Despite three wins on the then European Tour, Wang did his national duty over 18 months ending this past July, then returned to a life as a professional golfer that at one time saw him ranked 39th in the world.
From 27-year-old’s four starts in the International Series on the Asian Tour since (T22, T5, T23, T3), one might have thought Wang had it easy during his army stint where he could work on his game and on the receiving end of some special treatment.
However that couldn’t be further from the truth.
“I had no golf at all, just training every day. It was pretty hard for me for one and a half years,” Wang said this week at the Australian PGA in Brisbane where he is returning to the DP World Tour where he has a full card for the new season.
Wang’s card for the season is secure courtesy of the “membership extension” category that typically covers medical exemptions for players with status who have been significantly injured.
And it is fair to say the Korean has been looking forward to talking up that exemption for some time.
“Think about golf every day,” he said of how he got through his time in the military where he was required to “shoot guns every day and run every day” as part of his training.
Despite not enjoying the training, the daily exercise has the 2017 Qatar Masters winner in magnificent physical shape, a condition that surely helped him shoot an opening five-under 66 at Royal Queensland on Thursday before a second round that was 10 shots worse to make the cut by one at level par.

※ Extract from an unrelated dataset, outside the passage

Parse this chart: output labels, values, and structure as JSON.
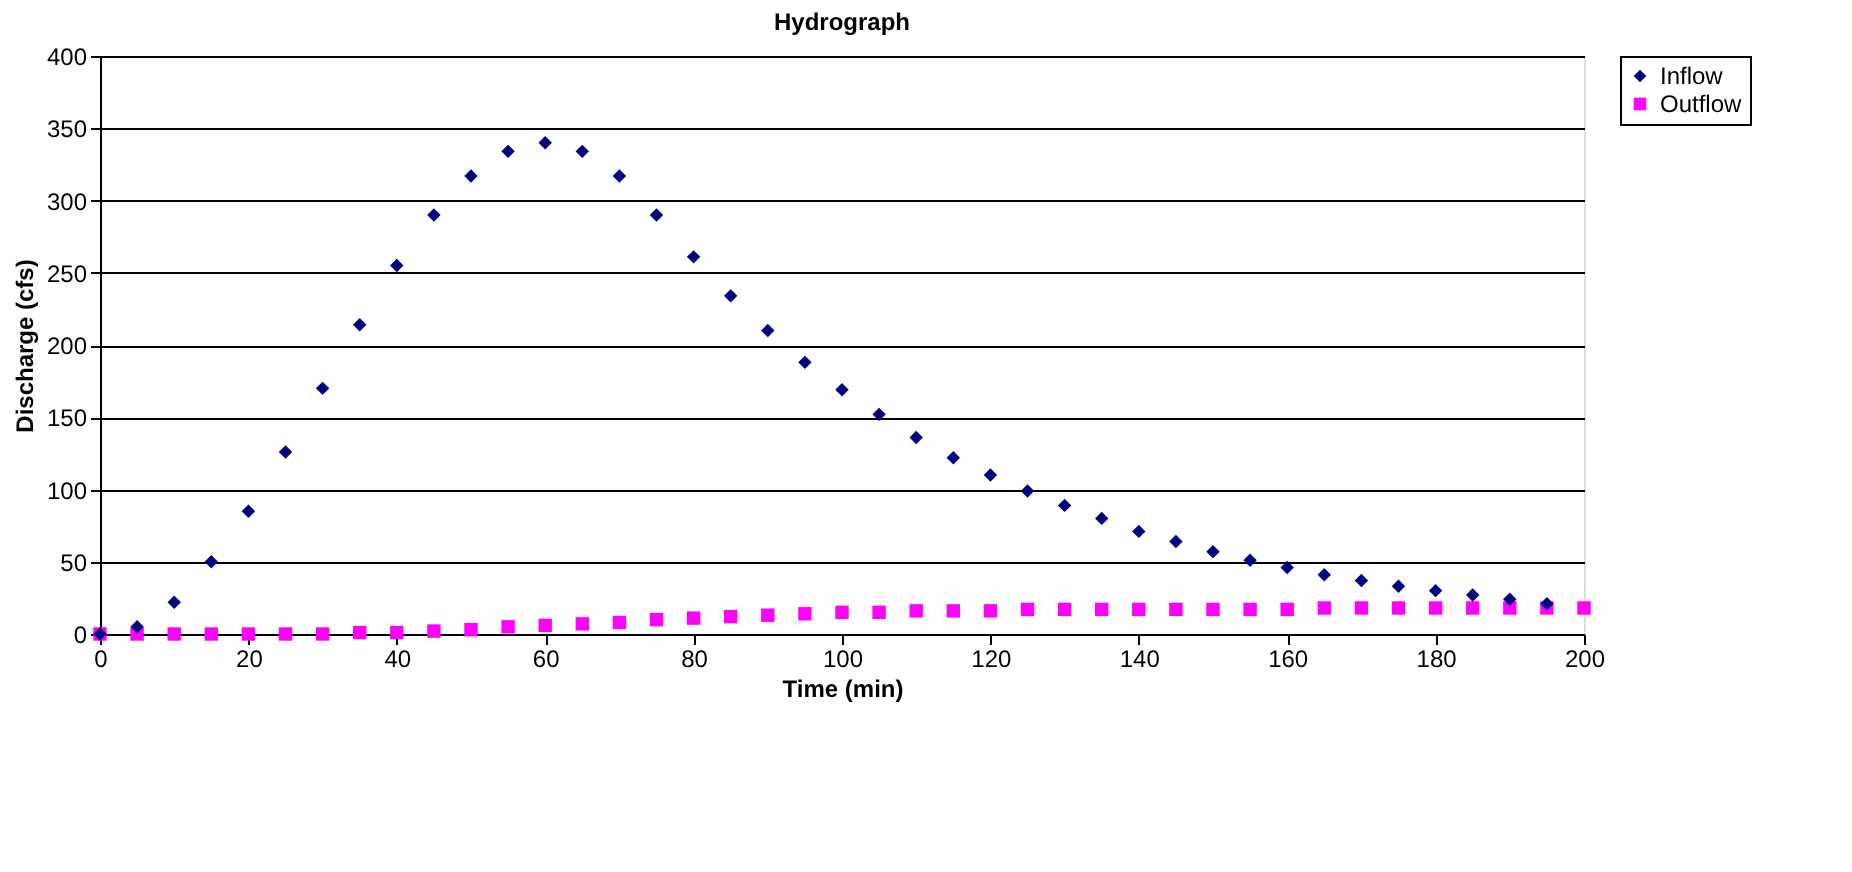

“The feeling is not like 100 percent,” Wang said when assesing the state of his game. “I keep trying because it is only getting better I think.”
Inconsistency can probably be forgiven after his last two years, but don’t count on scores higher than 75 becoming a regular occurrence for Wang as he gets back to doing the thing he loves when representing his nation, as opposed to his service that was quite the opposite.
“No it was not a good experience,” he summarised the time with a smile.